Maturation trajectories and transcriptional landscape of plasmablasts and autoreactive B cells in COVID-19
Christoph Schultheiß,
Lisa Paschold,
Edith Willscher,
Donjete Simnica,
Anna Wöstemeier,
Franziska Muscate,
Maxi Wass,
Stephan Eisenmann,
Jochen Dutzmann,
Gernot Keyßer,
Nicola Gagliani,
Mascha Binder
Affiliations
Christoph Schultheiß
Department of Internal Medicine IV, Oncology/Hematology, Martin-Luther-University Halle-Wittenberg, Ernst-Grube-Straße 40, 06120 Halle (Saale), Germany
Lisa Paschold
Department of Internal Medicine IV, Oncology/Hematology, Martin-Luther-University Halle-Wittenberg, Ernst-Grube-Straße 40, 06120 Halle (Saale), Germany
Edith Willscher
Department of Internal Medicine IV, Oncology/Hematology, Martin-Luther-University Halle-Wittenberg, Ernst-Grube-Straße 40, 06120 Halle (Saale), Germany
Donjete Simnica
Department of Internal Medicine IV, Oncology/Hematology, Martin-Luther-University Halle-Wittenberg, Ernst-Grube-Straße 40, 06120 Halle (Saale), Germany
Anna Wöstemeier
I. Department of Medicine and Department for General, Visceral and Thoracic Surgery, University Medical Center Hamburg-Eppendorf, Hamburg, Germany
Franziska Muscate
I. Department of Medicine and Department for General, Visceral and Thoracic Surgery, University Medical Center Hamburg-Eppendorf, Hamburg, Germany
Maxi Wass
Department of Internal Medicine IV, Oncology/Hematology, Martin-Luther-University Halle-Wittenberg, Ernst-Grube-Straße 40, 06120 Halle (Saale), Germany
Stephan Eisenmann
Department of Internal Medicine I, Martin-Luther-University Halle-Wittenberg, 06120 Halle (Saale), Germany
Jochen Dutzmann
Mid-German Heart Center, Department of Cardiology and Intensive Care Medicine, University Hospital, Martin Luther University Halle-Wittenberg, 06120 Halle (Saale), Germany
Gernot Keyßer
Department of Internal Medicine II, Martin-Luther-University Halle-Wittenberg, 06120 Halle (Saale), Germany
Nicola Gagliani
I. Department of Medicine and Department for General, Visceral and Thoracic Surgery, University Medical Center Hamburg-Eppendorf, Hamburg, Germany; Hamburg Center for Translational Immunology (HCTI), University Medical Center Hamburg-Eppendorf, Hamburg, Germany; Immunology and Allergy Unit, Department of Medicine, Solna, Karolinska Institute and University Hospital, Stockholm, Sweden
Mascha Binder
Department of Internal Medicine IV, Oncology/Hematology, Martin-Luther-University Halle-Wittenberg, Ernst-Grube-Straße 40, 06120 Halle (Saale), Germany; Corresponding author
Summary: In parasite and viral infections, aberrant B cell responses can suppress germinal center reactions thereby blunting long-lived memory and may provoke immunopathology including autoimmunity.
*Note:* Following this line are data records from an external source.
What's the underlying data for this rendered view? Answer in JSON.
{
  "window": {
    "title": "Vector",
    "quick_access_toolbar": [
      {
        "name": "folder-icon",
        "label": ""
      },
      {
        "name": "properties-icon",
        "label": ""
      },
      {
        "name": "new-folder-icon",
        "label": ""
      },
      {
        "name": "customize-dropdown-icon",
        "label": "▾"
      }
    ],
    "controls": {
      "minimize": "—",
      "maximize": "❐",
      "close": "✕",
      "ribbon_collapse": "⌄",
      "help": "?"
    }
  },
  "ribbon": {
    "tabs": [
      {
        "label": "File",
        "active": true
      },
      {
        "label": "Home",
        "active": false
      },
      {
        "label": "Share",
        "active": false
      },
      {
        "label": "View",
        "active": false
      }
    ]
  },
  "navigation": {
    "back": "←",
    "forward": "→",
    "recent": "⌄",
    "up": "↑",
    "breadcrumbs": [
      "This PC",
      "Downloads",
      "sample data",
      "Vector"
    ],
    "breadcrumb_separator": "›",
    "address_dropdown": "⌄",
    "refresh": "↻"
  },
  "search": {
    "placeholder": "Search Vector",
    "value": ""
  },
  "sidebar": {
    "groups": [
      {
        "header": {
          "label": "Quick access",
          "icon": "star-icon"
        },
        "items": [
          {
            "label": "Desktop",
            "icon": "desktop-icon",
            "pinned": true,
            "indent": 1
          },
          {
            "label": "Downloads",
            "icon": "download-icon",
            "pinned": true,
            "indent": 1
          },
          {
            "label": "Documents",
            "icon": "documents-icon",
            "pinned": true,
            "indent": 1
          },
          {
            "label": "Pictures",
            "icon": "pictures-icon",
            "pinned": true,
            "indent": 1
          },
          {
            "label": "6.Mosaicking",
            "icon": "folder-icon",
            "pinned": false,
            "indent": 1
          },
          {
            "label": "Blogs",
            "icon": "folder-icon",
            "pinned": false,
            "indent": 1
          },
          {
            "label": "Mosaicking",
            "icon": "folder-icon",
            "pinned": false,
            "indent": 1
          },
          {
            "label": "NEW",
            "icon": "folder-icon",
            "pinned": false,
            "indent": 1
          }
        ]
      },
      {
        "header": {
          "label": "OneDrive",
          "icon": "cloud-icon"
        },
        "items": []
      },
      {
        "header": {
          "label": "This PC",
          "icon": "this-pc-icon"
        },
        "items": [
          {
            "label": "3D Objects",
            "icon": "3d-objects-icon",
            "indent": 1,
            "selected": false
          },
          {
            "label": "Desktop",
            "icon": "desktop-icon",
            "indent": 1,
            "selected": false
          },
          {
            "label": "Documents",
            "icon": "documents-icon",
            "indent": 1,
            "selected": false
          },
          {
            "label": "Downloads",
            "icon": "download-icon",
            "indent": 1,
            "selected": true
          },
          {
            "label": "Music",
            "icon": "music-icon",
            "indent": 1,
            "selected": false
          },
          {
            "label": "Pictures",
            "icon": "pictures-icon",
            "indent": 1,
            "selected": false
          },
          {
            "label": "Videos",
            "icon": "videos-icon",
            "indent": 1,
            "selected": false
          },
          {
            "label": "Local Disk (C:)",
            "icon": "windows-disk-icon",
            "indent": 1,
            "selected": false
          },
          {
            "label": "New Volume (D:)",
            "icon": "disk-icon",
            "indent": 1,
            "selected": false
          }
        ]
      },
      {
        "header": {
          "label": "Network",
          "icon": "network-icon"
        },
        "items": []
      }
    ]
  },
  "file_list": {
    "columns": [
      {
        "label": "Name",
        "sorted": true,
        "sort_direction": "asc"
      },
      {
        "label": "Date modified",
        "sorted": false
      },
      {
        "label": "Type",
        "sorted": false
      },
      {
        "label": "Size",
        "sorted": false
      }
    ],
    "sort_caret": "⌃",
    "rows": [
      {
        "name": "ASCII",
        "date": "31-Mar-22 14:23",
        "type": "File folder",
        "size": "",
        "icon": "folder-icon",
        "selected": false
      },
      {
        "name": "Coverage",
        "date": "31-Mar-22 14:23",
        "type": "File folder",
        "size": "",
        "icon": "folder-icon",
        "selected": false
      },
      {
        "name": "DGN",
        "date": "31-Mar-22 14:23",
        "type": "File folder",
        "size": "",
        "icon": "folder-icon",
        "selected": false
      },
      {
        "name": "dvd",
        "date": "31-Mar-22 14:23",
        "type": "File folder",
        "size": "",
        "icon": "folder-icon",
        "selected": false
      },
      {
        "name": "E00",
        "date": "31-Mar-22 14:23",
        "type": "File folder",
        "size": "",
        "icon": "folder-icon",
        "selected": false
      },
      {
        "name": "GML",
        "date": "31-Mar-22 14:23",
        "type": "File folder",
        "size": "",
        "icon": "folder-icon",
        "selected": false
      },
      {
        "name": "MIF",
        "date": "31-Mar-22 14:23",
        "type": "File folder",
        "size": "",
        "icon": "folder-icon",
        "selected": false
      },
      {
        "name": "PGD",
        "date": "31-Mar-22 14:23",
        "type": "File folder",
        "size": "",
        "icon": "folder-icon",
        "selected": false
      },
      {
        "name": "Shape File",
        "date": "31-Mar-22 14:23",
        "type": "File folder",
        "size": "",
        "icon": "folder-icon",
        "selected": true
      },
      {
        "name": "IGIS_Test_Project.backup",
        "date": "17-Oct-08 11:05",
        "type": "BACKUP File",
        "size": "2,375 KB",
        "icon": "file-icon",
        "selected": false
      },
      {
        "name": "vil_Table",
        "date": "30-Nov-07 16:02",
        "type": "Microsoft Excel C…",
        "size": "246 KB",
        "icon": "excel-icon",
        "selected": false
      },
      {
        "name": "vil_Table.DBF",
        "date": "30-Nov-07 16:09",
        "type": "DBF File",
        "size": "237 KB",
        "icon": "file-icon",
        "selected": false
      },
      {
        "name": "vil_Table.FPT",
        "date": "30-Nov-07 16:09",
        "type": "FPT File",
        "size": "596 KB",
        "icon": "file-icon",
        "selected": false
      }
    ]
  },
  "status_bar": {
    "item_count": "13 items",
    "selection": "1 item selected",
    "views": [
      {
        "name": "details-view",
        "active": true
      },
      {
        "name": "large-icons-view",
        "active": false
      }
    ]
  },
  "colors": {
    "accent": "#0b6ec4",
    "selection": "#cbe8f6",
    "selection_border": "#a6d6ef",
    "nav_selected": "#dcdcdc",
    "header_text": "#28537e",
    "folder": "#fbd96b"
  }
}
Using COVID-19 as model, we set out to identify serological, cellular, and transcriptomic imprints of pathological responses linked to autoreactive B cells at single-cell resolution. We show that excessive plasmablast expansions are prognostically adverse and correlate with autoantibody production but do not hinder the formation of neutralizing antibodies. Although plasmablasts followed interleukin-4 (IL-4) and BAFF-driven developmental trajectories, were polyclonal, and not enriched in autoreactive B cells, we identified two memory populations (CD80+/ISG15+ and CD11c+/SOX5+/T-bet+/−) with immunogenetic and transcriptional signs of autoreactivity that may be the cellular source of autoantibodies in COVID-19 and that may persist beyond recovery. Immunomodulatory interventions discouraging such adverse responses may be useful in selected patients to shift the balance from autoreactivity toward long-term memory.